THE ROB GRONKOWSKI
Directions: Pop open a bottle of Cristal and pour it all over a famous porn star. Then drink the Cristal off of her or just have sex with her or drink the champagne off or her while having sex with her. Violently spike the bottle on the ground when done.
THE BILL BELICHICK
Directions: Fill up a cocktail shaker with bleach and gasoline. Shake well. Splash the mixture into the face of someone nearby. Set it on fire. Then laugh.
THE VERNON DAVIS
Directions: Fill a glass to the top with Champagne. Then weep into it to taste.
THE JOE FLACCO
Directions: Show up at a cocktail party with an expired can of Keystone Light.
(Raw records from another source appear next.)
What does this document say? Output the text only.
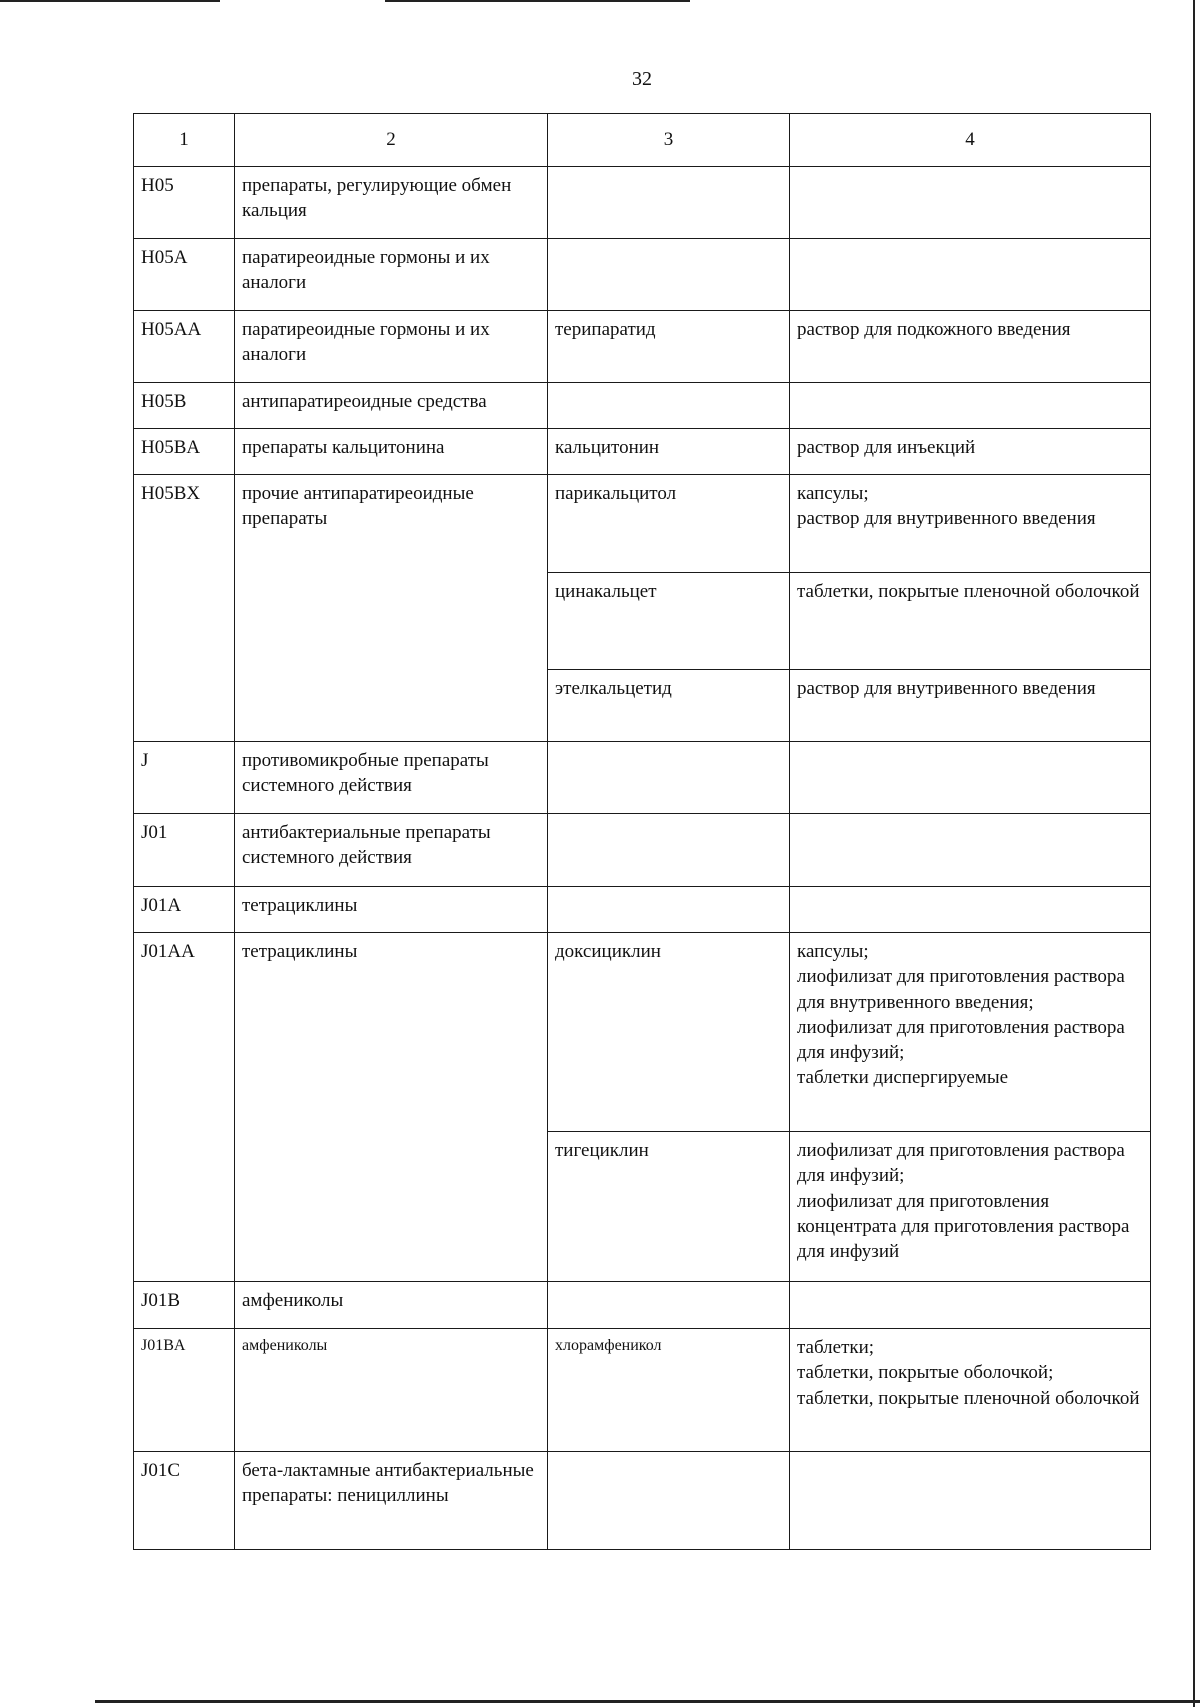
32
1	2	3	4
H05	препараты, регулирующие обмен кальция		
H05A	паратиреоидные гормоны и их аналоги		
H05AA	паратиреоидные гормоны и их аналоги	терипаратид	раствор для подкожного введения
H05B	антипаратиреоидные средства		
H05BA	препараты кальцитонина	кальцитонин	раствор для инъекций
H05BX	прочие антипаратиреоидные препараты	парикальцитол	капсулы;
раствор для внутривенного введения

		цинакальцет	таблетки, покрытые пленочной оболочкой
		этелкальцетид	раствор для внутривенного введения
J	противомикробные препараты системного действия		
J01	антибактериальные препараты системного действия		
J01A	тетрациклины		
J01AA	тетрациклины	доксициклин	капсулы;
лиофилизат для приготовления раствора для внутривенного введения;
лиофилизат для приготовления раствора для инфузий;
таблетки диспергируемые

		тигециклин	лиофилизат для приготовления раствора для инфузий;
лиофилизат для приготовления концентрата для приготовления раствора для инфузий

J01B	амфениколы		
J01BA	амфениколы	хлорамфеникол	таблетки;
таблетки, покрытые оболочкой;
таблетки, покрытые пленочной оболочкой

J01C	бета-лактамные антибактериальные препараты: пенициллины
Then complain if no one gives you credit for supplying the booze and making the party awesome.
THE ELI MANNING
Directions: Fill a sippy cup with Juicy Juice. Then ask your mom if it's okay to have juice or if you should instead have milk or water. Pour out the Juicy Juice and have milk. Let milk sit while you watch the first 10 minutes of Sponge Bob. Then drink.
THE BRANDON JACOBS
Directions: Get a huge, thick, glass beer stein. Fill it with a wine spritzer and top it with an umbrella. Drink while avoiding contact with anyone at the bar.
THE CHAD OCHOCINCO
Directions: Do absolutely nothing. Tweet later that you're thirsty.
THE VINCE WILFORK
Directions: Do shots of mayonnaise until you get drunk.
THE TED GINN
Directions: Order any drink. When it is handed to you, drop it on the ground and then clutch your leg in pain.
THE ED REED
Directions: Fill a glass with all the best, top-shelf liquors. Take a quick sip and then lateral the glass to anyone you know nearby.